Much of the reason HIV/AIDS was able to spread so quickly was because of stigma and ignorance DeYoung says still persists to this day. As a result, Allies works to create what DeYoung calls a "stigma-free place where people can come and get health care." In addition to its testing and prevention program, the organization, which serves an 11-county region, provides medical, dental, and behavioral health services, housing, financial, and pro bono legal assistance, and more.

Beyond HIV/AIDS care, DeYoung points out that they also treat infectious diseases like Hepatitis C, provide basic gynecological care, and do "gender-affirming care for folks that are transgender."

DeYoung says that, with the pandemic, funds are needed more than ever. Recently, he says Allies was able to purchase a van that enables them to take their services out into the community. He also stresses that they are looking at ways to better serve older patients living with HIV/AIDS.

"We found a way to keep people alive, and we have an aging population with HIV that are going to have health concerns," says DeYoung. "There's gonna be issues with housing and nursing home care and whatnot in the future for folks because there's a big population of people that are living with HIV that are now becoming elderly."

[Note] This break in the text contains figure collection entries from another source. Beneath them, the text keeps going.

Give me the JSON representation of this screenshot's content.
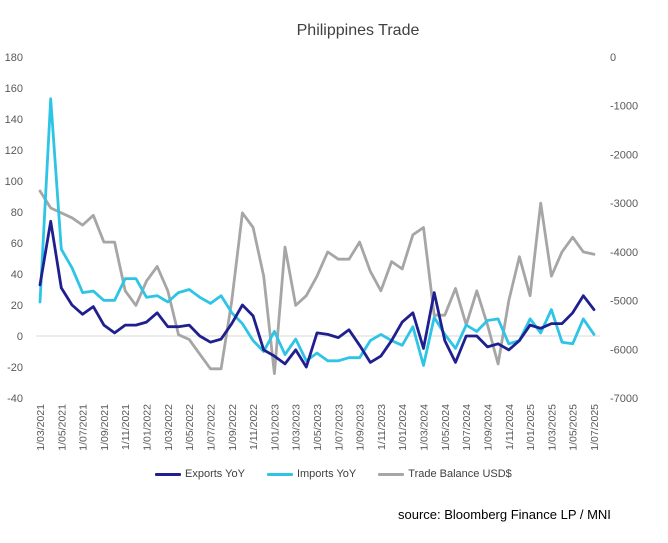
{
  "chart_data": {
    "type": "line",
    "title": "Philippines Trade",
    "categories": [
      "1/03/2021",
      "1/04/2021",
      "1/05/2021",
      "1/06/2021",
      "1/07/2021",
      "1/08/2021",
      "1/09/2021",
      "1/10/2021",
      "1/11/2021",
      "1/12/2021",
      "1/01/2022",
      "1/02/2022",
      "1/03/2022",
      "1/04/2022",
      "1/05/2022",
      "1/06/2022",
      "1/07/2022",
      "1/08/2022",
      "1/09/2022",
      "1/10/2022",
      "1/11/2022",
      "1/12/2022",
      "1/01/2023",
      "1/02/2023",
      "1/03/2023",
      "1/04/2023",
      "1/05/2023",
      "1/06/2023",
      "1/07/2023",
      "1/08/2023",
      "1/09/2023",
      "1/10/2023",
      "1/11/2023",
      "1/12/2023",
      "1/01/2024",
      "1/02/2024",
      "1/03/2024",
      "1/04/2024",
      "1/05/2024",
      "1/06/2024",
      "1/07/2024",
      "1/08/2024",
      "1/09/2024",
      "1/10/2024",
      "1/11/2024",
      "1/12/2024",
      "1/01/2025",
      "1/02/2025",
      "1/03/2025",
      "1/04/2025",
      "1/05/2025",
      "1/06/2025",
      "1/07/2025"
    ],
    "x_tick_labels": [
      "1/03/2021",
      "1/05/2021",
      "1/07/2021",
      "1/09/2021",
      "1/11/2021",
      "1/01/2022",
      "1/03/2022",
      "1/05/2022",
      "1/07/2022",
      "1/09/2022",
      "1/11/2022",
      "1/01/2023",
      "1/03/2023",
      "1/05/2023",
      "1/07/2023",
      "1/09/2023",
      "1/11/2023",
      "1/01/2024",
      "1/03/2024",
      "1/05/2024",
      "1/07/2024",
      "1/09/2024",
      "1/11/2024",
      "1/01/2025",
      "1/03/2025",
      "1/05/2025",
      "1/07/2025"
    ],
    "y_left": {
      "min": -40,
      "max": 180,
      "step": 20,
      "ticks": [
        "180",
        "160",
        "140",
        "120",
        "100",
        "80",
        "60",
        "40",
        "20",
        "0",
        "-20",
        "-40"
      ]
    },
    "y_right": {
      "min": -7000,
      "max": 0,
      "step": 1000,
      "ticks": [
        "0",
        "-1000",
        "-2000",
        "-3000",
        "-4000",
        "-5000",
        "-6000",
        "-7000"
      ]
    },
    "series": [
      {
        "name": "Exports YoY",
        "axis": "left",
        "color": "#1f1f8f",
        "values": [
          33,
          74,
          31,
          20,
          14,
          19,
          7,
          2,
          7,
          7,
          9,
          15,
          6,
          6,
          7,
          0,
          -4,
          -2,
          8,
          20,
          13,
          -9,
          -13,
          -18,
          -9,
          -20,
          2,
          1,
          -1,
          4,
          -6,
          -17,
          -13,
          -3,
          9,
          15,
          -8,
          28,
          -3,
          -17,
          0,
          0,
          -7,
          -5,
          -9,
          -3,
          7,
          5,
          8,
          8,
          15,
          26,
          17
        ]
      },
      {
        "name": "Imports YoY",
        "axis": "left",
        "color": "#2ec4e6",
        "values": [
          22,
          153,
          56,
          44,
          28,
          29,
          23,
          23,
          37,
          37,
          25,
          26,
          22,
          28,
          30,
          25,
          21,
          26,
          15,
          8,
          -3,
          -10,
          3,
          -12,
          -2,
          -16,
          -11,
          -16,
          -16,
          -14,
          -14,
          -3,
          1,
          -3,
          -6,
          6,
          -19,
          12,
          1,
          -8,
          7,
          3,
          10,
          11,
          -5,
          -3,
          11,
          2,
          17,
          -4,
          -5,
          11,
          1
        ]
      },
      {
        "name": "Trade Balance USD$",
        "axis": "right",
        "color": "#a6a6a6",
        "values": [
          -2750,
          -3100,
          -3200,
          -3300,
          -3450,
          -3250,
          -3800,
          -3800,
          -4800,
          -5100,
          -4600,
          -4300,
          -4800,
          -5700,
          -5800,
          -6100,
          -6400,
          -6400,
          -5000,
          -3200,
          -3500,
          -4500,
          -6500,
          -3900,
          -5100,
          -4900,
          -4500,
          -4000,
          -4150,
          -4150,
          -3800,
          -4400,
          -4800,
          -4200,
          -4350,
          -3650,
          -3500,
          -5300,
          -5300,
          -4750,
          -5500,
          -4800,
          -5500,
          -6300,
          -5000,
          -4100,
          -4900,
          -3000,
          -4500,
          -4000,
          -3700,
          -4000,
          -4050
        ]
      }
    ]
  },
  "source": "source: Bloomberg Finance LP / MNI"
}
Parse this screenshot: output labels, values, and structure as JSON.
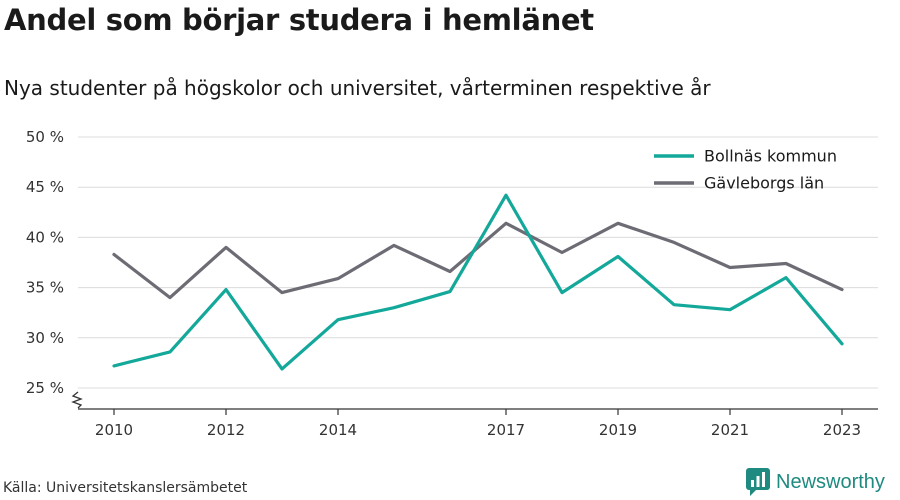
{
  "header": {
    "title": "Andel som börjar studera i hemlänet",
    "subtitle": "Nya studenter på högskolor och universitet, vårterminen respektive år"
  },
  "footer": {
    "source": "Källa: Universitetskanslersämbetet",
    "brand": "Newsworthy",
    "brand_icon": "newsworthy-logo-icon"
  },
  "chart_data": {
    "type": "line",
    "x": [
      2010,
      2011,
      2012,
      2013,
      2014,
      2015,
      2016,
      2017,
      2018,
      2019,
      2020,
      2021,
      2022,
      2023
    ],
    "x_tick_labels": [
      "2010",
      "2012",
      "2014",
      "2017",
      "2019",
      "2021",
      "2023"
    ],
    "y_tick_labels": [
      "25 %",
      "30 %",
      "35 %",
      "40 %",
      "45 %",
      "50 %"
    ],
    "ylim": [
      25,
      50
    ],
    "y_axis_break": true,
    "grid": "horizontal",
    "legend_position": "top-right",
    "series": [
      {
        "name": "Bollnäs kommun",
        "color": "#14a89a",
        "values": [
          27.2,
          28.6,
          34.8,
          26.9,
          31.8,
          33.0,
          34.6,
          44.2,
          34.5,
          38.1,
          33.3,
          32.8,
          36.0,
          29.4
        ]
      },
      {
        "name": "Gävleborgs län",
        "color": "#6d6c75",
        "values": [
          38.3,
          34.0,
          39.0,
          34.5,
          35.9,
          39.2,
          36.6,
          41.4,
          38.5,
          41.4,
          39.5,
          37.0,
          37.4,
          34.8
        ]
      }
    ]
  }
}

While the ball will raise critical funding for these issues, it will also be a time for celebration and recognition. Conroy says the Free For All theme takes inspiration from Chinese-American fashion designer Anna Sui, whose body of work was influenced by the "golden age of rock and roll,” particularly the famed 1969 music festival Woodstock.

The event will also honor advocacy work with an annual award named after the late Kerry Stoner, who helped found the original AIDS Task Force in 1985. This year, the award will be given to Clarisse Jordan, who DeYoung says has given much of her time to serving people living with HIV.

As the Free For All promises to be a fun, affirming celebration, DeYoung also wants it to be informative.

"HIV/AIDS is still a real thing," he says. "It's not out front in the news, but it's still something that is affecting our nation and people here locally, and we need to continue to fight it and be aware of it. And we have a lot of tools to fight it."

Allies Ball Free For All. 6 p.m. Fri., May 28. Schenley Plaza. 4100 Forbes Ave., Oakland. Free. Feed Your Head online event at 8 p.m.